Генерал Лукин знал, что говорил. Знал и понимал, что, всеми силами удерживая Вязьму, он лично, как и части его армии, подвергается угрозе скорого окружения. Отправляя Соткина в тыл, он точно предчувствовал, что и ему еще придется оправдывать свои действия. И надеялся, что кто-нибудь поможет и ему, как помог он сейчас этому старшине. Как это ни покажется странным, но и генерала Лукина поняли. Точнее, защитили. И кто бы мог подумать, что это будет сам Сталин. Но опять же по-сталински, весьма своеобразно. Когда Сталину в 1945 году доложили, что из немецкого плена освобожден генерал Лукин, и застыли в ожидании распоряжений, Сталин не ответил сразу. Все, что угодно, можно было ожидать от вождя.

– Передайте ему спасибо за Москву, – только и сказал генералиссимус.

Подчиненные поняли так, что не их ума это дело, раз Сталин не упрекнул генерала за плен. Хотя в чем его можно было упрекнуть? В том, что раненным оказался в плену? В том, что с ампутированной в плену рукой перенес все «прелести пленения»? Или в том, что отверг все предложения немцев пойти на сотрудничество? Но это немцы. Генералу-предателю Власову, который обратился к искалеченному Лукину с тем же предложением, Михаил Федорович просто плюнул в лицо...

* * *

Соткин ехал в тыл вместе с подполковником – работником штаба армии. Ехали молча. Подполковник был не похож на штабного. Это был крупный мужчина средних лет гренадерского роста, не отличавшийся разговорчивостью. Это сейчас устраивало Соткина. Он мысленно так и окрестил его: Молчун. Мысли, одна другой мрачнее, не покидали Александра Александровича. Мысль дезертировать тоже промелькнула. Но промелькнула, и только. Что делать в тылу? Прятаться от призыва? Хлопотно и противно. Отправиться в лагерь? Нет, туда ему путь заказан. «Останусь на фонте. Там видно будет», – решил Александр Александрович и заснул. Он проспал сном усталого человека весь путь от Вязьмы до города Гжатска, куда в поисках штаба фронта они с Молчуном приехали. Но из-за неразберихи, царившей в тылу, приехали в расположение не своего, а совсем другого фронта. В конце концов оказались в штабе 24-й армии Резервного фронта.

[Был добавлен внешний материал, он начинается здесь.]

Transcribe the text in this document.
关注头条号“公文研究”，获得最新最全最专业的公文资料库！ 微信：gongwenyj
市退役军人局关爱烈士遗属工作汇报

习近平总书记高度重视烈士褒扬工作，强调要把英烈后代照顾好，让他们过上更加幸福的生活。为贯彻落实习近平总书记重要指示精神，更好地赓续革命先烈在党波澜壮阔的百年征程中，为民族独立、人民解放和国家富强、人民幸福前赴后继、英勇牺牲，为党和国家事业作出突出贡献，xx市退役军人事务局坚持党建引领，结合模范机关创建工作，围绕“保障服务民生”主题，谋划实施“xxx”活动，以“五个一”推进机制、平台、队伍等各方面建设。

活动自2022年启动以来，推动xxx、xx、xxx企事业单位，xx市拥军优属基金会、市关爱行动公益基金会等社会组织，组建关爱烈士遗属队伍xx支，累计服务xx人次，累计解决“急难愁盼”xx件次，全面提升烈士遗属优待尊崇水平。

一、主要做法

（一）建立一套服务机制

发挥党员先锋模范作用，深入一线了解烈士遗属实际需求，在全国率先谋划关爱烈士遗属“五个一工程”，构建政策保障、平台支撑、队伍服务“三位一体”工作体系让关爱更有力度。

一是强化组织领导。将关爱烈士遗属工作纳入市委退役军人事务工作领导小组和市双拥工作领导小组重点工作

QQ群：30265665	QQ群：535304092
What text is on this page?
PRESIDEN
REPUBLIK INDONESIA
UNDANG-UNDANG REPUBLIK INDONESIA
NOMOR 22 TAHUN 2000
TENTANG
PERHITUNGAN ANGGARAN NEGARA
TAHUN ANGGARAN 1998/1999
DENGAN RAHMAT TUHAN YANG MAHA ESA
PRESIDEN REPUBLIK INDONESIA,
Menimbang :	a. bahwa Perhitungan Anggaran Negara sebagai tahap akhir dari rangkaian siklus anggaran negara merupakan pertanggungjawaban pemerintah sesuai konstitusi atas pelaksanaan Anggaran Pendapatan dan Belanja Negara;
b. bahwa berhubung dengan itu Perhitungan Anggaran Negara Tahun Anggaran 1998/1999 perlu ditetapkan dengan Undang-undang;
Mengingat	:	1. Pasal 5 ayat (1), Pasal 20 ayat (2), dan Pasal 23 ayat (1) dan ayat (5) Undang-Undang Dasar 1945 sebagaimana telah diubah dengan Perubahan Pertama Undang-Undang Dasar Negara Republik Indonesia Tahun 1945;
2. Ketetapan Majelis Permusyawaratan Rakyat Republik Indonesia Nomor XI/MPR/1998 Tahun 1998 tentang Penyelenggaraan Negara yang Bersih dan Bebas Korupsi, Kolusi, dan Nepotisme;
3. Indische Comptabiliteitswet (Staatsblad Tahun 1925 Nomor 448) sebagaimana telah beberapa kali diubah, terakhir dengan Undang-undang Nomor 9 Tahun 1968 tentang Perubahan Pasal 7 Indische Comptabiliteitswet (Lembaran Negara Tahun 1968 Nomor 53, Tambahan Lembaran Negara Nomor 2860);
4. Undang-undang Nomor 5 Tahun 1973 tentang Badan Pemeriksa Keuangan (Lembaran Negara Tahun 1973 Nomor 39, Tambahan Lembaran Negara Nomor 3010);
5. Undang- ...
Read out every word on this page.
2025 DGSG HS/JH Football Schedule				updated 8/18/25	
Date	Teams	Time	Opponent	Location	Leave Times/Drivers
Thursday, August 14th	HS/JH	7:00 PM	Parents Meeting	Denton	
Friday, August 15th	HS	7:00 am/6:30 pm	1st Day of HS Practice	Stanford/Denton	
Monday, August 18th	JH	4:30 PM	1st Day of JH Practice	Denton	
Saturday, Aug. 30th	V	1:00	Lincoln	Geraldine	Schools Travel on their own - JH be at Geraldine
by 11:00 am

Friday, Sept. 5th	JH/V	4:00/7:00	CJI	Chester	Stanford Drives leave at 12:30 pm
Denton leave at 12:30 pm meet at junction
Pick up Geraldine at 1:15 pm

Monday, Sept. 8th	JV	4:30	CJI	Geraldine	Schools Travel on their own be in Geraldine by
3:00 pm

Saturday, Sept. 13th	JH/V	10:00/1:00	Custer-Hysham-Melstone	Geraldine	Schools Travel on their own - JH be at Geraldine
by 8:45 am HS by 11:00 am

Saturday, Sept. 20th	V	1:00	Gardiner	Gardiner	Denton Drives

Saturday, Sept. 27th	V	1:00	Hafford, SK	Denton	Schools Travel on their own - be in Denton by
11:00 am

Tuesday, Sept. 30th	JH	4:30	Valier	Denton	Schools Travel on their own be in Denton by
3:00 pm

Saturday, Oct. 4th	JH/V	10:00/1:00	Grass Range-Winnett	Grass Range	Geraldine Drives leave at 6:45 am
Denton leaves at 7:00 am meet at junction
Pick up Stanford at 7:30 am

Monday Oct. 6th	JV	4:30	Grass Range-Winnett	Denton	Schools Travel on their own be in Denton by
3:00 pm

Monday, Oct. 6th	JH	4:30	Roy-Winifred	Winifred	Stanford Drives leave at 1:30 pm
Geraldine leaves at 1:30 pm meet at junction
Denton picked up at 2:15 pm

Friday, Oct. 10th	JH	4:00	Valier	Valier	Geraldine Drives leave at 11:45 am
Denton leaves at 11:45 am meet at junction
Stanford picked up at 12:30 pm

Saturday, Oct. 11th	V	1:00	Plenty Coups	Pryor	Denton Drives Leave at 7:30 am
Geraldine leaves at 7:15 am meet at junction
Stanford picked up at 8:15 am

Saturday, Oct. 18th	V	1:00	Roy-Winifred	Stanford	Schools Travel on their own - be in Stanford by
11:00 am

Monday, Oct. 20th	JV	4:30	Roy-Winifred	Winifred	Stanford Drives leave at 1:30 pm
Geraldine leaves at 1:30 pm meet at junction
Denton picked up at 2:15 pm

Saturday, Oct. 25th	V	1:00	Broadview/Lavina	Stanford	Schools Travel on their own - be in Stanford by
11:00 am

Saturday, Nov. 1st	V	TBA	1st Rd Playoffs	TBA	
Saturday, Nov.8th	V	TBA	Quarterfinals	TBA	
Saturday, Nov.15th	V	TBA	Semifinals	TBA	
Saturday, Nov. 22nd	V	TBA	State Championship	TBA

– Защищать Родину – это не только священная обязанность, но и великая честь, товарищ старшина.

«Что же ты, скотина, здесь, в тылу, свои обязанности выполняешь? Еще и о чести рассуждаешь», – подумал Соткин, глядя на сытое самоуверенное лицо молоденького старшего лейтенанта госбезопасности. Недавняя мысль дезертировать теперь не казалась ему столь уж плохой.

– И честь эту заслужить надо, – продолжал особист. – Вы были в окружении, и потому у нас к вам много вопросов.

– Спрашивайте.

– Спросим. А как вы думали? Как могло случиться, что из окружения не вышел никто из старших командиров дивизии, а вы вышли?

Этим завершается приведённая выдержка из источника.